Après plusieurs mois d'enquête, la CNIL commence à livrer les premières pistes concernant sa vision de la responsabilité des différents maillons de la chaîne publicitaire. Une ultime étape avant l'application de nouveaux textes européens dès 2018.

C'est désormais dans moins d'un an que s'appliquera le Règlement général sur la protection des données (RGPD) au niveau européen. Et avec lui, ePrivacy, qui fait actuellement l'objet de nombreuses discussions entre la Commission européenne et les acteurs qui ont à gérer des données, qu'il s'agisse d'éditeurs de presse, de services ou de publicitaires.
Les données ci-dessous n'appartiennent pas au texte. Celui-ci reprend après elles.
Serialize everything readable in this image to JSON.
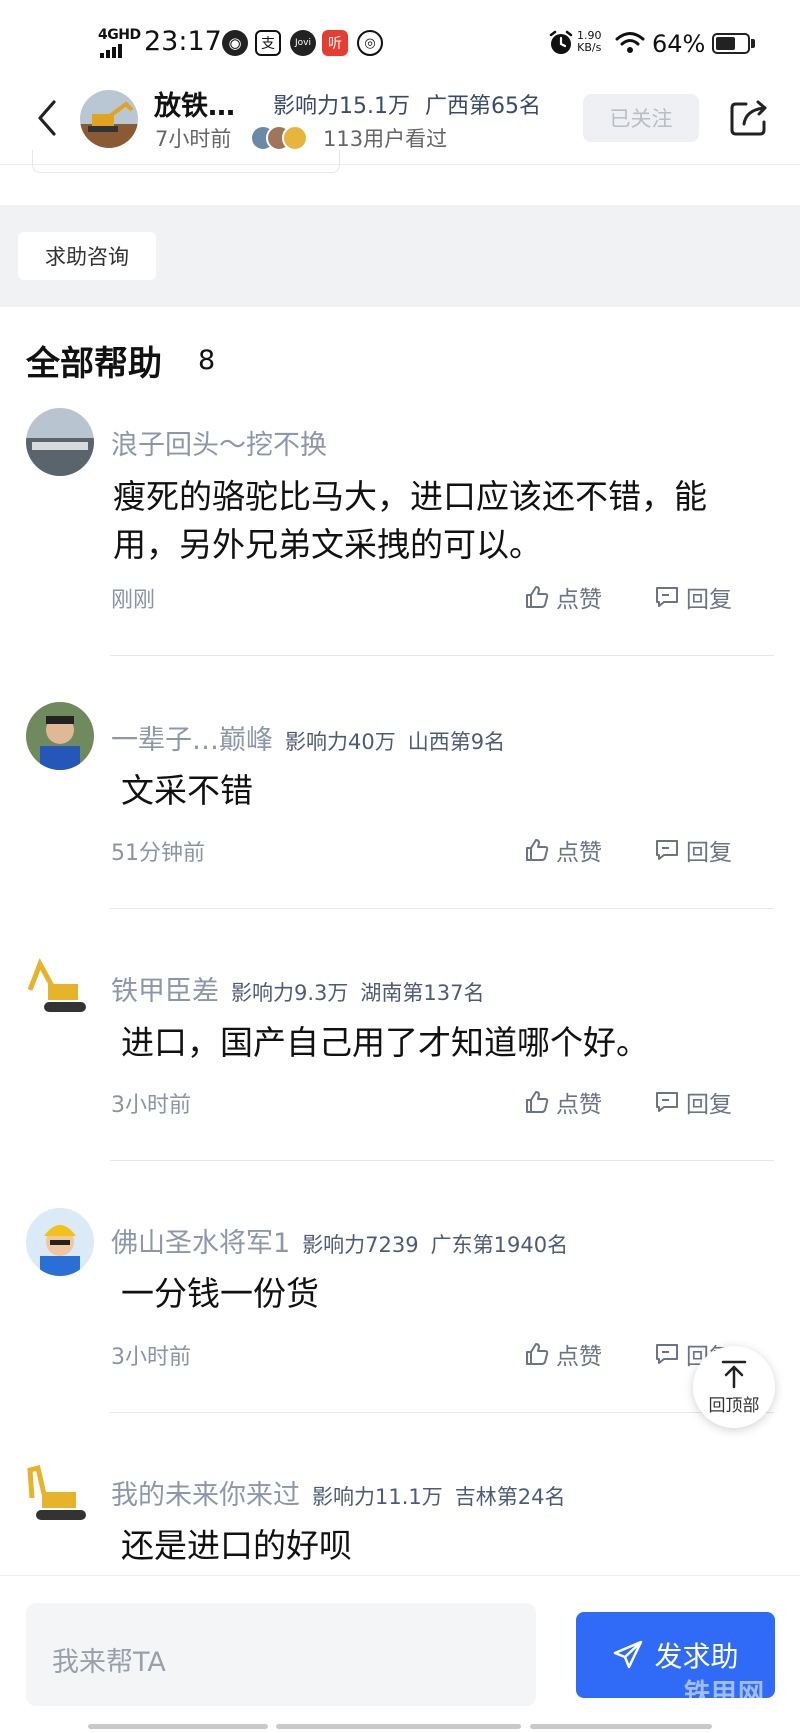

La CNIL se prépare à ces échéances, notamment en diffusant des guides permettant aux entreprises françaises de s'adapter dans les meilleures conditions. Elle vient ainsi de publier un récapitulatif des ressources et des changements introduits par le RGPD. Elle a aussi fait la synthèse de sa consultation qui doit mener à la mise en place des lignes directrices concernant le consentement, le profilage et la notification de violations :

Cela n'empêche pas la Commission nationale d'avancer sur certains sujets, comme la question de la publicité en ligne et des trackers exploités sous différentes formes (cookies, stockage local, empreinte, etc.). Alors que l'on sait que des enquêtes étaient en cours, et qu'elles ont été mises en attente en raison des discussions autour d'ePrivacy, la CNIL en a tiré quelques règles qu'elle a décidé de préciser publiquement.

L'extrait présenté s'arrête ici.